Saturday, June 18, 2011

growing up.


somehow i've grown up.
I still have a lot of growing up to do.
yet somehow I've entered this phase where I'm on the precipice of adulthood.
what do I mean by this.
- It's the summer before my senior year of college = 1 year before "the real world"
-1 year before graduation, but a lot less to make decisions about what comes next
- decisions like, do I want to go to grad school, will i truly enjoy a career in sports information?
- if not, what am i called to do?
- i have these big decisions to make yet I still feel like a kid.
- I didn't have the urge to learn to drive when i turned fifteen like most kids do. I didn't even get my learner's at sixteen. I guess I was scared but whatever the reason I didn't get my learners till my freshmen year of college and my license till the beginning of my junior year.
- and so since I've been at college I don't have the most experience and I don't have a car
- which means i don't have as much independence as people my age and people even younger
- But I can't change that and I have to just work to move on and grow from where I am.
- I'm gonna work on my driving this summer and then hopefully get a car before I go back to school.
- and then I will begin my senior year of college and embark on my entrance to adulthood.
- p.s. i love clouds.

Tuesday, May 31, 2011

Life is flying by.. and my thoughts on that fact

Somehow I became a college senior. What?! really, how did that happen. I swear scholar's comp. was yesterday and not three years ago. But sometimes it does seem like that long ago. I think its just the fact of what it means to be a college senior that scares/worries me.
I love college. Living semi on my own, with some great friends at a great school. But this time next year I'm out in the real world. I really need to start getting life figured out. I feel like I'm so behind.
I just got my driver's license last august but because I've been at school nothing has really changed since I got it. I guess I haven't really expressed my feelings on this to my parent's well until last week. I just don't think anyone hates the constant position of the passenger seat as much as I do. Because I feel like it's too late. I am supposed to have four to five years of driving experience behind me. But because of being at college, I have really about less than a year. And I have close to no experience driving on my own. I suppose I need to pray for patience because while patience is a virture it is one I struggle with. Even though it worries me greatly that I only really have july and august to get good driving experience before school starts. AND i was planning and really hope to have a car before going back to LG. but as much as it hurt to hear him say the other day, I worry my dad is right, I am not a good enough driver to be out there by myself, whether I have my license or not. AND that scares me beyond belief because I have to be ready to drive on my own, people four years younger than me are more independent than I am but I am the one who has to be an adult really soon. I've gotten myself upset and didnt intend for the post to be about this but clearly i needed to vent.
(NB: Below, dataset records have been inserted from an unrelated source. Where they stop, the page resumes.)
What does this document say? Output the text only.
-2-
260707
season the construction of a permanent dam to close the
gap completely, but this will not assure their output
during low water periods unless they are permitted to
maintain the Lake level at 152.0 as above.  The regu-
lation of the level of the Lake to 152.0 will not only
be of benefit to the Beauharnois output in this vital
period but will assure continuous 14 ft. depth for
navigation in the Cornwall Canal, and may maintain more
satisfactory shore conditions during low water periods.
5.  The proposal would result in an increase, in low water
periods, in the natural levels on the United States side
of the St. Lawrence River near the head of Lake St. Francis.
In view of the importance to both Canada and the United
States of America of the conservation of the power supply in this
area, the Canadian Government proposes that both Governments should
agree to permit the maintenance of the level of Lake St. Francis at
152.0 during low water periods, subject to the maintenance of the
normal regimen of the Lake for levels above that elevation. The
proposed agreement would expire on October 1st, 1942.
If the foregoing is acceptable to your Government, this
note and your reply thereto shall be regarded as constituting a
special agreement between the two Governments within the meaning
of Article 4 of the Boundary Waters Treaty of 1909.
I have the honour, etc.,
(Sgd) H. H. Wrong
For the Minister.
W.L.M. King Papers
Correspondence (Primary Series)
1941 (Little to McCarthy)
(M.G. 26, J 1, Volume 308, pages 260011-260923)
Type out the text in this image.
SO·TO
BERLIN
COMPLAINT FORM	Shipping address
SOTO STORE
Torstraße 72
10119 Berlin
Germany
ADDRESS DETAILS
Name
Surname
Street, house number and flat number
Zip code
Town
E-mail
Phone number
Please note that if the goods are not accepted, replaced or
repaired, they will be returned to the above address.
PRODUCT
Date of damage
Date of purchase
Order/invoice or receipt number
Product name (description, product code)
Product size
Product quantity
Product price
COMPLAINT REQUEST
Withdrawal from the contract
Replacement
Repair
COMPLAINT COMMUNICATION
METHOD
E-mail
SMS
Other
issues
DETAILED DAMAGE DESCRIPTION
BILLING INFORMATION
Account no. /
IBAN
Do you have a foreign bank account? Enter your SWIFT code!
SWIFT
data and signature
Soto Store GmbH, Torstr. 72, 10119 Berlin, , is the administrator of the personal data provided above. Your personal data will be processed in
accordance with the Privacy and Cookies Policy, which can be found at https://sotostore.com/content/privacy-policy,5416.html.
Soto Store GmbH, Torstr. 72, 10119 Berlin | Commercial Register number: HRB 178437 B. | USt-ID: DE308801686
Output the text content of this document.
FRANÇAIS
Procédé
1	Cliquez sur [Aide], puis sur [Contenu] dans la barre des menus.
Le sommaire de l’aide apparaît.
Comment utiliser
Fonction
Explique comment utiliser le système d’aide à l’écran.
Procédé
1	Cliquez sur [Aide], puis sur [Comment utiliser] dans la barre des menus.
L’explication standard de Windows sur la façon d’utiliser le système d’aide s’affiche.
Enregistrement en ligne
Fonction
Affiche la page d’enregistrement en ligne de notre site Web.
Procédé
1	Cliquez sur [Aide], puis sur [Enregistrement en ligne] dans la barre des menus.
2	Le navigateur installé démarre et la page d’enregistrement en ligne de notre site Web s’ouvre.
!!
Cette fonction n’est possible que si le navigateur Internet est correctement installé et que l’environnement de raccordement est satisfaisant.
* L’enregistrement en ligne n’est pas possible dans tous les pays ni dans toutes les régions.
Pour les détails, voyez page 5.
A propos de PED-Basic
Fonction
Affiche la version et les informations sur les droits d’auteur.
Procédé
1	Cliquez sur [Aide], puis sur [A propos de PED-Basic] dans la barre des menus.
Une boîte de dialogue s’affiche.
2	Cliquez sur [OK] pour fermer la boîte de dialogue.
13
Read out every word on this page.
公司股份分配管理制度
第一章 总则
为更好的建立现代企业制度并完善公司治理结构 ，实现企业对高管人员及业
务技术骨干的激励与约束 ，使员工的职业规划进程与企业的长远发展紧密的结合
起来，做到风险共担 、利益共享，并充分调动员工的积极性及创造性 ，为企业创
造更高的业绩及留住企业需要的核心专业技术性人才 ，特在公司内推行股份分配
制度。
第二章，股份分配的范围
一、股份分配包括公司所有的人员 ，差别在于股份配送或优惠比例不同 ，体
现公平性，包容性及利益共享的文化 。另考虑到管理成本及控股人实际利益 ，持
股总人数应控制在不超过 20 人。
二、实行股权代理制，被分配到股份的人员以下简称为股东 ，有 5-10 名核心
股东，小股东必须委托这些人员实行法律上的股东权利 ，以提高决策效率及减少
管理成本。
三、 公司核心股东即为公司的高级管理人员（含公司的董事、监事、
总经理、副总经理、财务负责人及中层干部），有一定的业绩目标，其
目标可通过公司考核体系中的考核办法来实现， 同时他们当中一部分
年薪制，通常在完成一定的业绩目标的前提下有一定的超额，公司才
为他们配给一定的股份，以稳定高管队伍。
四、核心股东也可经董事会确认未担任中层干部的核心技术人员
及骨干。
Wednesday, November 3, 2010

Not Letting Life Get Me Down

Well, this week i signed up for my third to last semester of college. How CRAZY is that?
It scares me because i am sooo overwhelmed with balancing all my papers in all my classes this semester and doing well. and living life at the same time.
I am really bad about thinking about all i have to do and freaking out instead of actually getting busy on all i have to do.
i should probably work on that.

well that is all for right now.

Friday, October 8, 2010

Like TV or not at all?

Is it just like tv shows or nothing at all?
Life that is.
For the most part real life is nothing like tv.
But there are those times that I catch myself and i feel like everyday life
is exactly like tv.
Laying here on my bed. sitting here on my mac. total tv.
Walking to class sometimes I'll catch myself and be like this is my life?
Because it's little meaningless moments that make me realize I am a person.
I know that sounds crazy, But I don't often think of myself as a person of the "real world"
whatever that even means.
The future is unknown.
and the unknown has always been my biggest fear.
So I have this weird inability to picture myself in the "real world".
I don't know what I'm going to be as an "adult".
I can't picture myself with authority and responsibility.
I don't know why.
I think this is why I love John Mayer's song No Such Thing.
---I just found out theres no such thing as the real world, just a lie you've got to rise above.